Sermaye piyasalarının derinleştirilmesinin dezenflasyonla hızlanacağını bildiren Şimşek, kamu maliyesiyle ilgili olarak Avrupa Birliği (AB) müktesebatıyla uyumlu yeni bir kamu ihale reform çalışmasını büyük oranda tamamladıklarını da ifade etti.

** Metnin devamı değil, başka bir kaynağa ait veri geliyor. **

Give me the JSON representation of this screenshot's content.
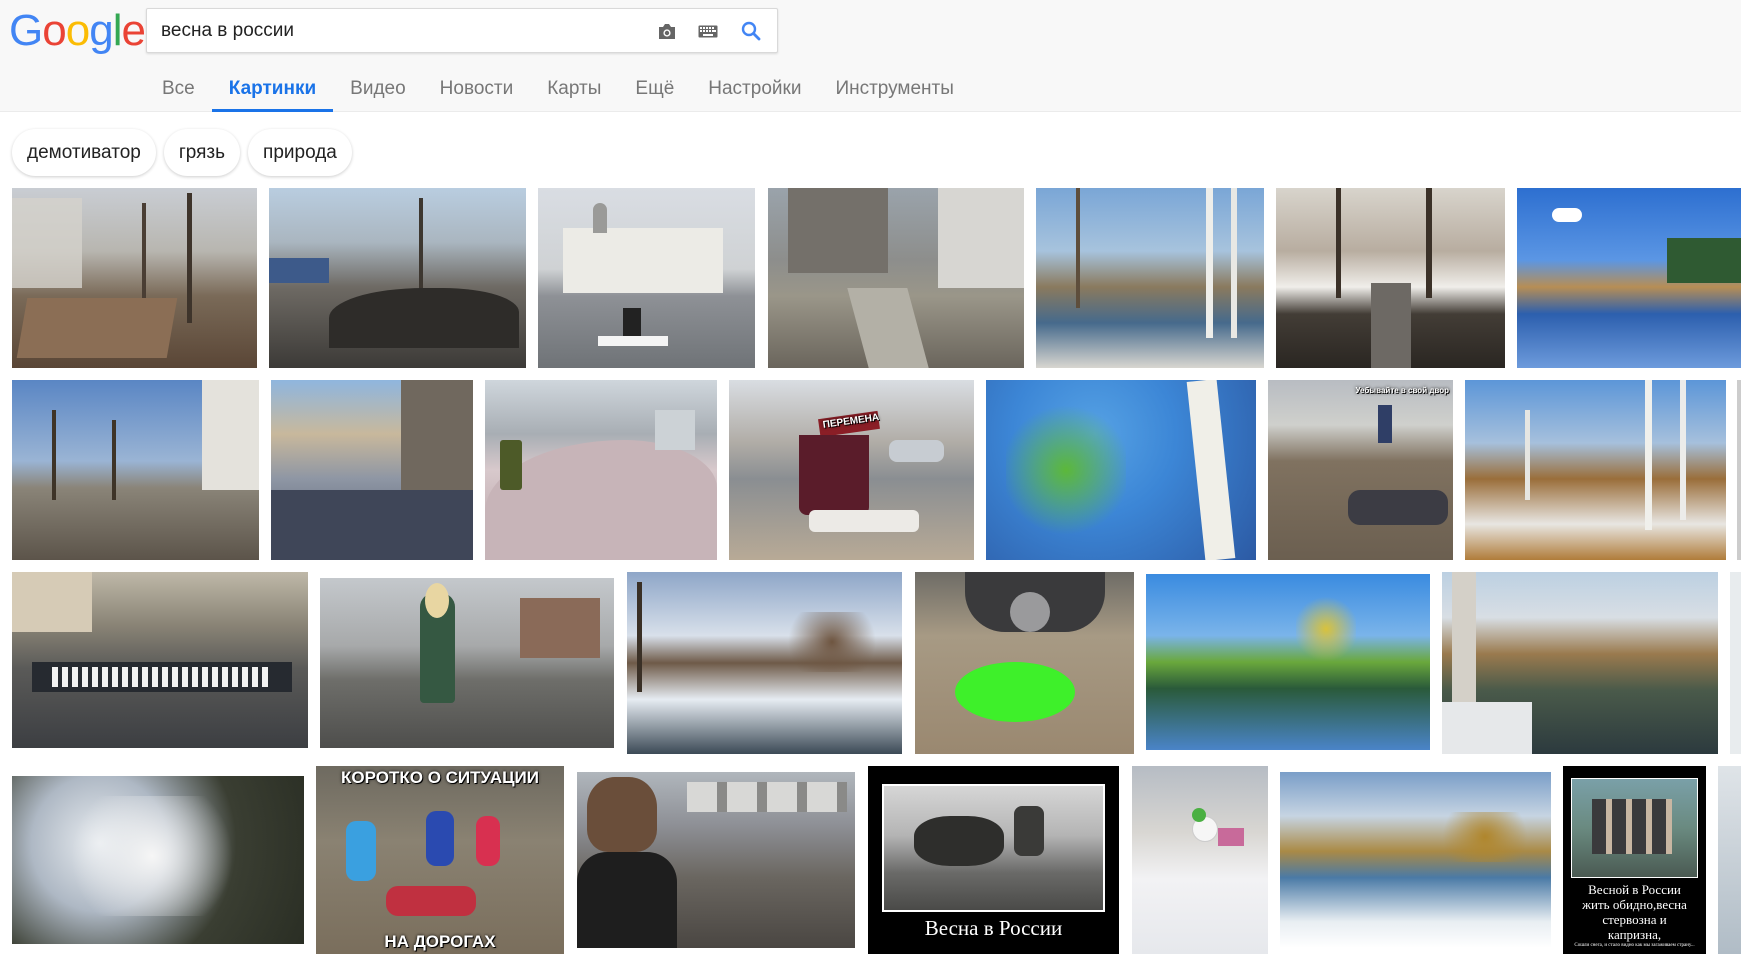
{
  "logo": {
    "letters": [
      "G",
      "o",
      "o",
      "g",
      "l",
      "e"
    ],
    "colors": [
      "#4285f4",
      "#ea4335",
      "#fbbc05",
      "#4285f4",
      "#34a853",
      "#ea4335"
    ]
  },
  "search": {
    "value": "весна в россии",
    "camera_icon": "camera-icon",
    "keyboard_icon": "keyboard-icon",
    "search_icon": "search-icon"
  },
  "tabs": [
    {
      "label": "Все",
      "active": false
    },
    {
      "label": "Картинки",
      "active": true
    },
    {
      "label": "Видео",
      "active": false
    },
    {
      "label": "Новости",
      "active": false
    },
    {
      "label": "Карты",
      "active": false
    },
    {
      "label": "Ещё",
      "active": false
    },
    {
      "label": "Настройки",
      "active": false
    },
    {
      "label": "Инструменты",
      "active": false
    }
  ],
  "chips": [
    {
      "label": "демотиватор"
    },
    {
      "label": "грязь"
    },
    {
      "label": "природа"
    }
  ],
  "images": {
    "row1": [
      "ruined-yard-photo",
      "muddy-street-photo",
      "church-flood-photo",
      "slush-road-photo",
      "birch-river-photo",
      "flooded-alley-photo",
      "blue-lake-photo"
    ],
    "row2": [
      "yard-apartments-photo",
      "snow-street-photo",
      "snow-pile-photo",
      "sleeping-man-photo",
      "birch-leaves-photo",
      "flooded-yard-photo",
      "birch-forest-photo"
    ],
    "row3": [
      "crowd-square-photo",
      "woman-flood-photo",
      "snow-river-photo",
      "green-puddle-photo",
      "green-lake-photo",
      "spring-river-photo"
    ],
    "row4": [
      "cherry-blossom-photo",
      "kids-mud-photo",
      "man-mud-road-photo",
      "demotivator-swim-photo",
      "snowman-photo",
      "winter-river-photo",
      "demotivator-bench-photo"
    ],
    "captions": {
      "sign": "ПЕРЕМЕНА",
      "yard_text": "Уебывайте в свой двор",
      "meme_top": "КОРОТКО О СИТУАЦИИ",
      "meme_bottom": "НА ДОРОГАХ",
      "demotivator": "Весна в России",
      "demotivator2_line1": "Весной в России",
      "demotivator2_line2": "жить обидно,весна",
      "demotivator2_line3": "стервозна и",
      "demotivator2_line4": "капризна,",
      "demotivator2_small": "Сошли снега, и стало видно как мы загаживаем страну..."
    }
  },
  "colors": {
    "active_tab": "#1a73e8",
    "inactive_tab": "#777777",
    "header_bg": "#f8f8f8"
  }
}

Yeşil ve dijital dönüşümün önemine dikkati çeken Şimşek, şunları kaydetti:
"Biz asla dünyadaki bu değişimi, dönüşümü ıskalayamayız. Onun için bu programın temelinde, kalbinde, verimlilik artışı var, rekabet gücü artışı var, bunun üzerinden de daha yüksek potansiyel büyüme var. Bu reformlar sayesinde inanıyoruz ki, Türkiye'nin milli geliri çok daha hızlı bir şekilde artacaktır. Demografik avantajımız bize benzer ülkelere göre hala iyi. Önümüzdeki 10 yıl da hala sınırlı da olsa bir fırsat penceremiz var. Özellikle kadınların iş gücüne katılım oranını artırmak, bu konuda yoğun bir çalışma içerisine gireceğiz. Eğer biz kadınların iş gücüne katılım oranında OECD ortalamalarını yakalarsak Türkiye'nin milli geliri yüzde 20 daha yüksek olacak."

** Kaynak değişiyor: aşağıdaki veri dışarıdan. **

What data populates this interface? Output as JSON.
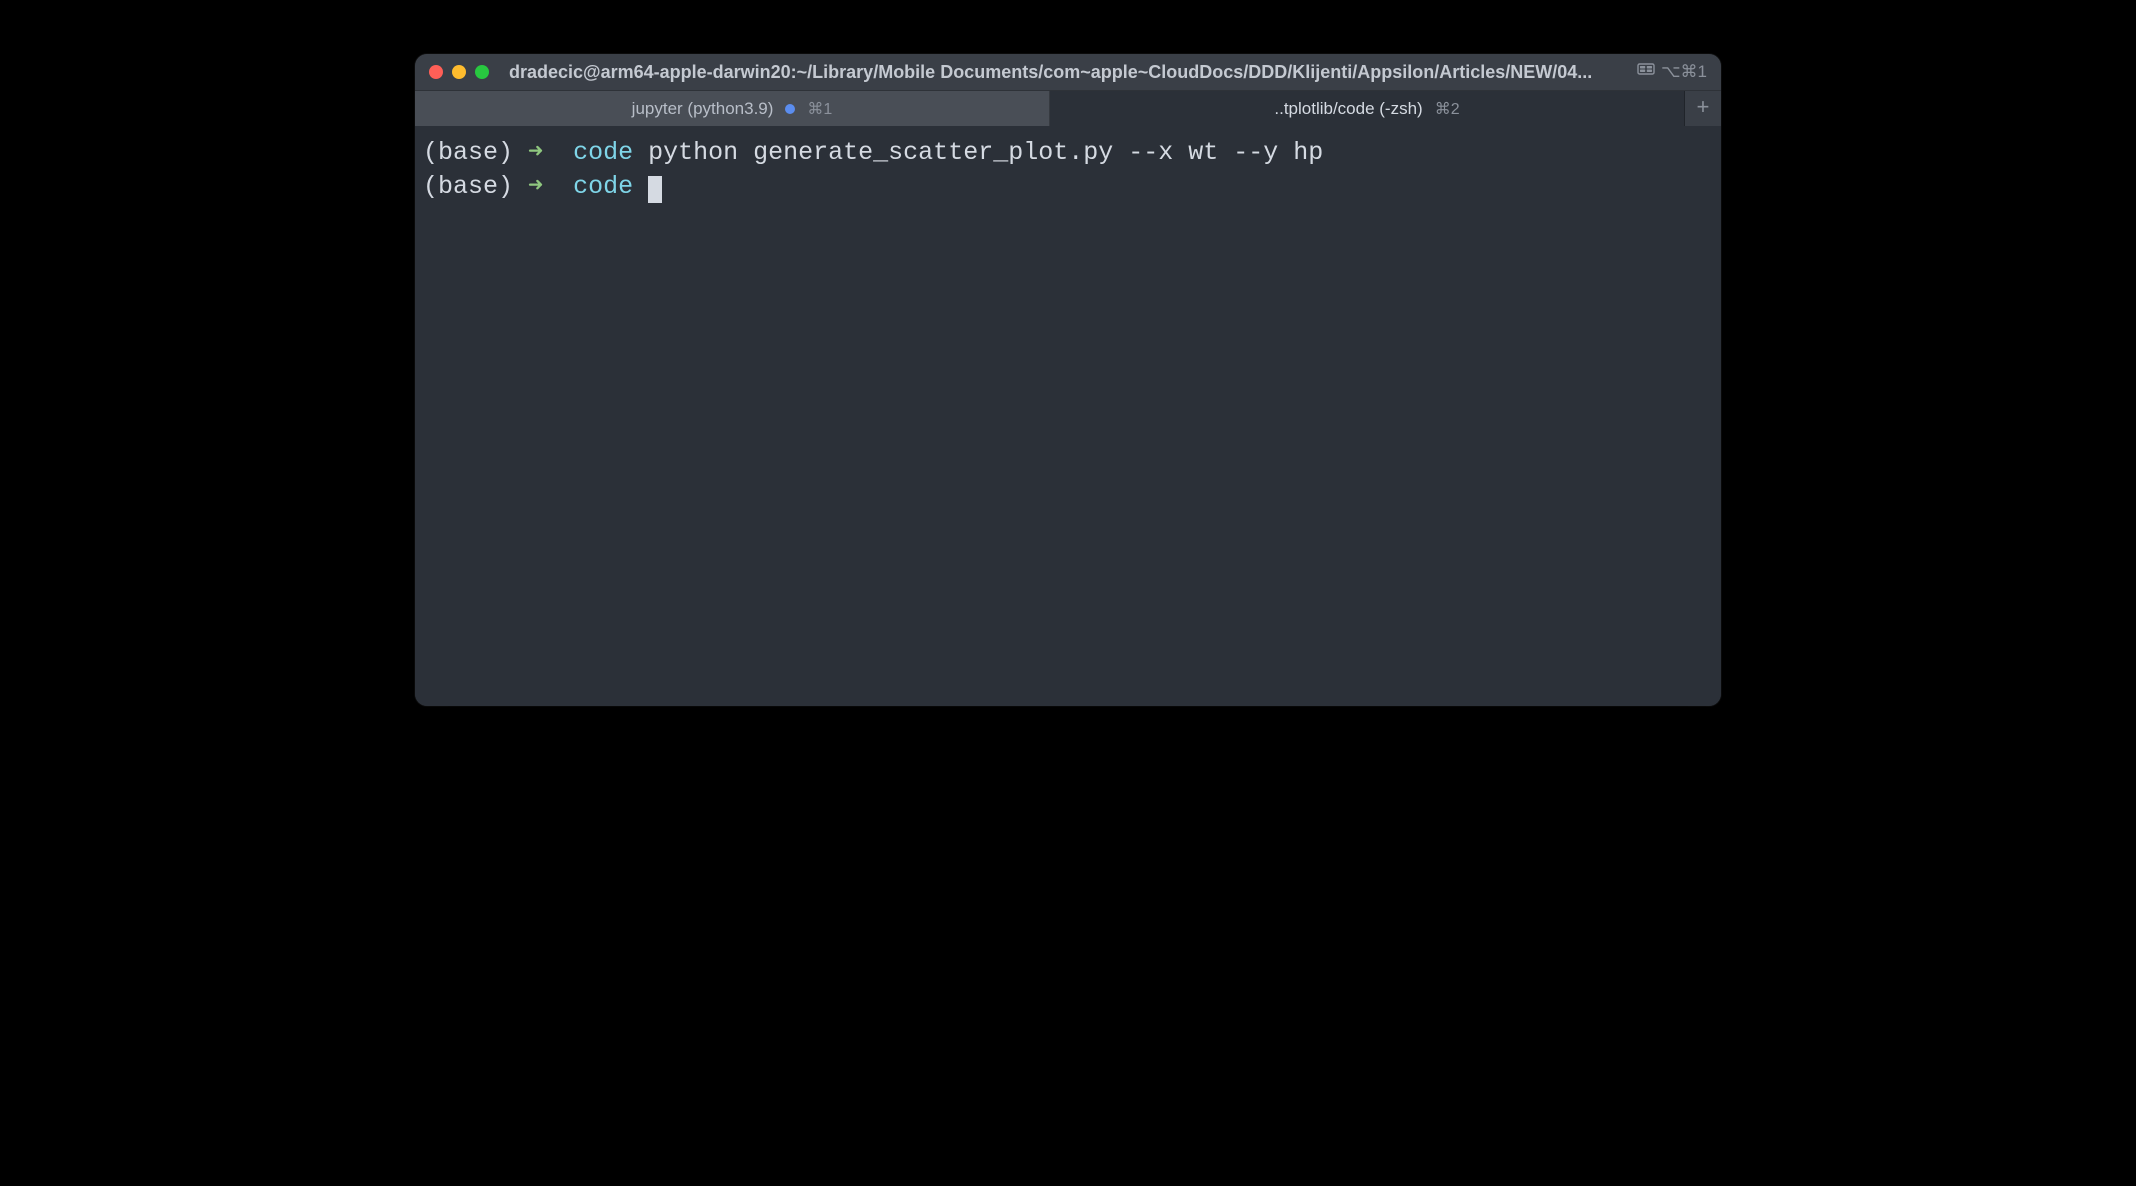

'MAKRO FİNANSAL İSTİKRARI KALICI ŞEKİLDE TESİS ETMELİYİZ'
Orta Doğu, Afrika ve Orta Asya ile Türkiye'nin hem yakın hem de dost olduklarını anlatan Şimşek, "Dolayısıyla Türkiye'nin yakın ülkelerden ve dost ülkelerden tedarikten faydalanacağını düşünüyorum. Bunun için makro finansal istikrarı kalıcı bir şekilde tesis etmemiz lazım." değerlendirmesinde bulundu.

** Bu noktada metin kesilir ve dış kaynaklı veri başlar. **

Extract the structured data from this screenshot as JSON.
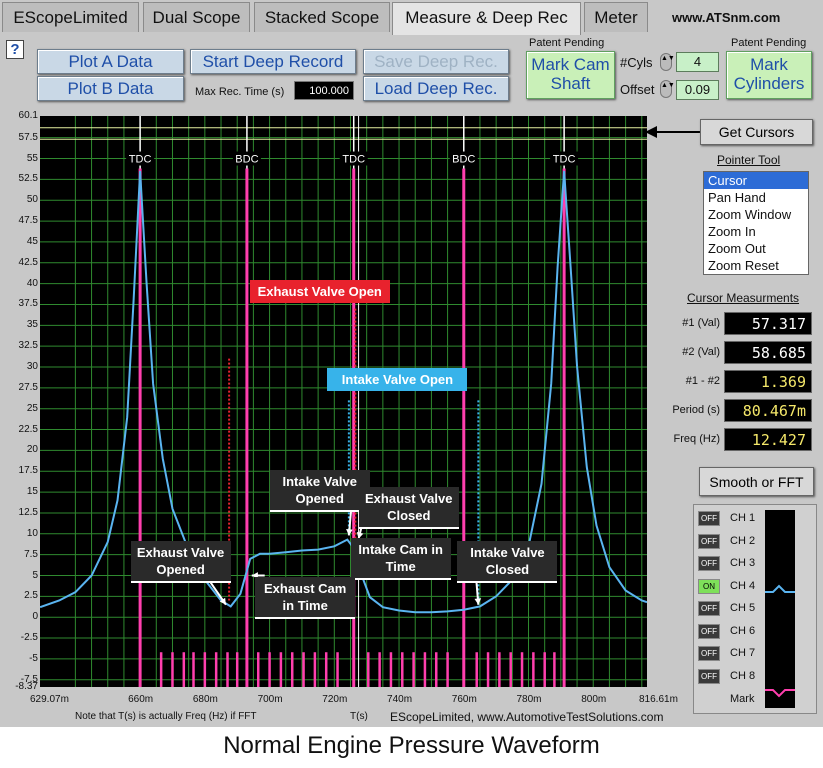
{
  "tabs": [
    {
      "label": "EScopeLimited",
      "active": false
    },
    {
      "label": "Dual Scope",
      "active": false
    },
    {
      "label": "Stacked Scope",
      "active": false
    },
    {
      "label": "Measure & Deep Rec",
      "active": true
    },
    {
      "label": "Meter",
      "active": false
    }
  ],
  "site": "www.ATSnm.com",
  "help": "?",
  "buttons": {
    "plot_a": "Plot A Data",
    "plot_b": "Plot B Data",
    "start_deep": "Start Deep Record",
    "save_deep": "Save Deep Rec.",
    "load_deep": "Load Deep Rec.",
    "mark_cam": "Mark Cam Shaft",
    "mark_cyl": "Mark Cylinders",
    "get_cursors": "Get Cursors",
    "smooth_fft": "Smooth or FFT"
  },
  "patent1": "Patent Pending",
  "patent2": "Patent Pending",
  "max_rec_label": "Max Rec. Time (s)",
  "max_rec_value": "100.000",
  "cyls_label": "#Cyls",
  "cyls_value": "4",
  "offset_label": "Offset",
  "offset_value": "0.09",
  "pointer": {
    "title": "Pointer Tool",
    "items": [
      "Cursor",
      "Pan Hand",
      "Zoom Window",
      "Zoom In",
      "Zoom Out",
      "Zoom Reset"
    ],
    "selected": 0
  },
  "cursor": {
    "title": "Cursor Measurments",
    "rows": [
      {
        "label": "#1 (Val)",
        "value": "57.317",
        "yellow": false
      },
      {
        "label": "#2 (Val)",
        "value": "58.685",
        "yellow": false
      },
      {
        "label": "#1 - #2",
        "value": "1.369",
        "yellow": true
      },
      {
        "label": "Period (s)",
        "value": "80.467m",
        "yellow": true
      },
      {
        "label": "Freq (Hz)",
        "value": "12.427",
        "yellow": true
      }
    ]
  },
  "channels": [
    {
      "label": "CH 1",
      "state": "OFF"
    },
    {
      "label": "CH 2",
      "state": "OFF"
    },
    {
      "label": "CH 3",
      "state": "OFF"
    },
    {
      "label": "CH 4",
      "state": "ON"
    },
    {
      "label": "CH 5",
      "state": "OFF"
    },
    {
      "label": "CH 6",
      "state": "OFF"
    },
    {
      "label": "CH 7",
      "state": "OFF"
    },
    {
      "label": "CH 8",
      "state": "OFF"
    }
  ],
  "mark_label": "Mark",
  "footer_note": "Note that T(s) is actually Freq (Hz) if FFT",
  "footer_ts": "T(s)",
  "footer_credit": "EScopeLimited, www.AutomotiveTestSolutions.com",
  "caption": "Normal Engine Pressure Waveform",
  "colors": {
    "trace": "#5ab4f0",
    "marker": "#ff3fae",
    "grid": "#2f8a2f",
    "exhaust_box": "#e8222d",
    "intake_box": "#37b3ea"
  },
  "chart_data": {
    "type": "line",
    "x_unit": "s",
    "xlim": [
      0.62907,
      0.81661
    ],
    "ylim": [
      -8.37,
      60.1
    ],
    "x_ticks": [
      "629.07m",
      "660m",
      "680m",
      "700m",
      "720m",
      "740m",
      "760m",
      "780m",
      "800m",
      "816.61m"
    ],
    "y_ticks": [
      "60.1",
      "57.5",
      "55",
      "52.5",
      "50",
      "47.5",
      "45",
      "42.5",
      "40",
      "37.5",
      "35",
      "32.5",
      "30",
      "27.5",
      "25",
      "22.5",
      "20",
      "17.5",
      "15",
      "12.5",
      "10",
      "7.5",
      "5",
      "2.5",
      "0",
      "-2.5",
      "-5",
      "-7.5",
      "-8.37"
    ],
    "markers": [
      {
        "label": "TDC",
        "x": 0.66
      },
      {
        "label": "BDC",
        "x": 0.693
      },
      {
        "label": "TDC",
        "x": 0.726
      },
      {
        "label": "BDC",
        "x": 0.76
      },
      {
        "label": "TDC",
        "x": 0.791
      }
    ],
    "annotations": [
      {
        "text": "Exhaust Valve Open",
        "style": "red",
        "x": 0.7155,
        "y": 39
      },
      {
        "text": "Intake Valve Open",
        "style": "blue",
        "x": 0.7395,
        "y": 28.5
      },
      {
        "text": "Intake Valve Opened",
        "style": "dark",
        "x": 0.7155,
        "y": 15.4
      },
      {
        "text": "Exhaust Valve Closed",
        "style": "dark",
        "x": 0.743,
        "y": 13.3
      },
      {
        "text": "Intake Cam in Time",
        "style": "dark",
        "x": 0.7405,
        "y": 7.2
      },
      {
        "text": "Exhaust Valve Opened",
        "style": "dark",
        "x": 0.6725,
        "y": 6.9
      },
      {
        "text": "Exhaust Cam in Time",
        "style": "dark",
        "x": 0.711,
        "y": 2.5
      },
      {
        "text": "Intake Valve Closed",
        "style": "dark",
        "x": 0.7735,
        "y": 6.9
      }
    ],
    "series": [
      {
        "values": [
          [
            0.6291,
            1.2
          ],
          [
            0.635,
            2.0
          ],
          [
            0.64,
            3.0
          ],
          [
            0.645,
            5.0
          ],
          [
            0.65,
            9.0
          ],
          [
            0.653,
            14.0
          ],
          [
            0.656,
            24.0
          ],
          [
            0.658,
            38.0
          ],
          [
            0.66,
            53.5
          ],
          [
            0.662,
            40.0
          ],
          [
            0.664,
            28.0
          ],
          [
            0.667,
            19.0
          ],
          [
            0.67,
            13.0
          ],
          [
            0.675,
            8.0
          ],
          [
            0.68,
            4.5
          ],
          [
            0.685,
            2.0
          ],
          [
            0.688,
            1.3
          ],
          [
            0.691,
            2.8
          ],
          [
            0.694,
            7.0
          ],
          [
            0.697,
            7.6
          ],
          [
            0.7,
            7.6
          ],
          [
            0.705,
            7.8
          ],
          [
            0.71,
            8.0
          ],
          [
            0.715,
            8.1
          ],
          [
            0.72,
            8.5
          ],
          [
            0.724,
            9.3
          ],
          [
            0.726,
            8.3
          ],
          [
            0.728,
            5.5
          ],
          [
            0.731,
            2.4
          ],
          [
            0.735,
            1.2
          ],
          [
            0.74,
            0.8
          ],
          [
            0.745,
            0.6
          ],
          [
            0.75,
            0.6
          ],
          [
            0.755,
            0.7
          ],
          [
            0.76,
            0.9
          ],
          [
            0.765,
            1.3
          ],
          [
            0.77,
            2.5
          ],
          [
            0.775,
            4.5
          ],
          [
            0.78,
            8.5
          ],
          [
            0.784,
            16.0
          ],
          [
            0.787,
            28.0
          ],
          [
            0.789,
            42.0
          ],
          [
            0.791,
            53.5
          ],
          [
            0.793,
            42.0
          ],
          [
            0.795,
            30.0
          ],
          [
            0.798,
            18.0
          ],
          [
            0.801,
            11.0
          ],
          [
            0.805,
            6.0
          ],
          [
            0.81,
            3.2
          ],
          [
            0.815,
            2.0
          ],
          [
            0.8166,
            1.8
          ]
        ]
      }
    ],
    "ticks_x": [
      0.6665,
      0.67,
      0.6735,
      0.6765,
      0.68,
      0.6835,
      0.687,
      0.69,
      0.6965,
      0.7,
      0.7035,
      0.707,
      0.7105,
      0.714,
      0.7175,
      0.721,
      0.7305,
      0.734,
      0.7375,
      0.741,
      0.7445,
      0.748,
      0.7515,
      0.755,
      0.764,
      0.7675,
      0.771,
      0.7745,
      0.778,
      0.7815,
      0.785,
      0.788
    ]
  }
}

Şimşek, aktif sanayi politikaları konusunda da çağrıda bulunarak, şunları kaydetti:
"Buradan açık çağrıda bulunuyorum. Hem sizlere hem de dünyadaki bütün girişimcilere. Biz 284 ürün belirledik. Bu ürünlerin tamamı, orta yüksek ve yüksek teknoloji. Türkiye'nin dış ticaret açığının önemli bileşenleri. Belirlediğimiz 284 ürün, Türkiye'deki dış ticaret açığının yaklaşık yüzde 45'ine tekabül ediyor. Tamamen kurala, somut ölçütlere dayalı, hiçbir müdahalenin olmadığı Sanayi ve Teknoloji Bakanlığımızın yürüttüğü Yatırım Taahhütlü Yatırım Kredisi. Buyurun, başvurun. Ölçeği, ihracata konu olabileceğini ortaya koymanız lazım. Basit kriterler. Gelin, başvurun."
Şimşek, ekonomi programına yönelik eleştirilere yanıt vererek, "Bizim programımızın özü sanayide dönüşümdür, yapısal, yeşil ve dijital dönüşümdür. Çağın en rekabetçi ekonomilerinin gündemi neyse bizim gündemimiz onlardan zerre kadar farklı değildir. Program da tamamen o çerçevede hazırlanmıştır." dedi.
Bu sene programı güncelleyip eylül başında paylaşacaklarını bildiren Şimşek, "Daha yapacak çok işimiz var, zorlu bir dönemi geride bıraktık. Daha epey mesafe kat etmemiz gerek. O alanlardan bir tanesi AR-GE harcamalarıdır. AR-GE harcamalarının artması lazım ama size her türlü teşviki veriyoruz. Dünyada daha iyi bir teşvik varsa getirin bizim önümüze koyun." ifadesini kullandı.
Şimşek, TÜSİAD'ın eğitimle ilgili tespitlerine değinerek, "PISA sınavı sonuçlarına bakalım. Son 20 yılda muazzam bir iyileşme var. Türkiye, hem okumada hem matematikte hem de fende PISA puanlarında OECD'yle arayı önemli ölçüde kapatmıştır. Çünkü derslik başına düşen öğrenci, öğretmen başına düşen öğrenciyle biz OECD ortalamasını yakaladık. Kaliteyi artırmak için de yoğun bir çaba içerisindeyiz." dedi.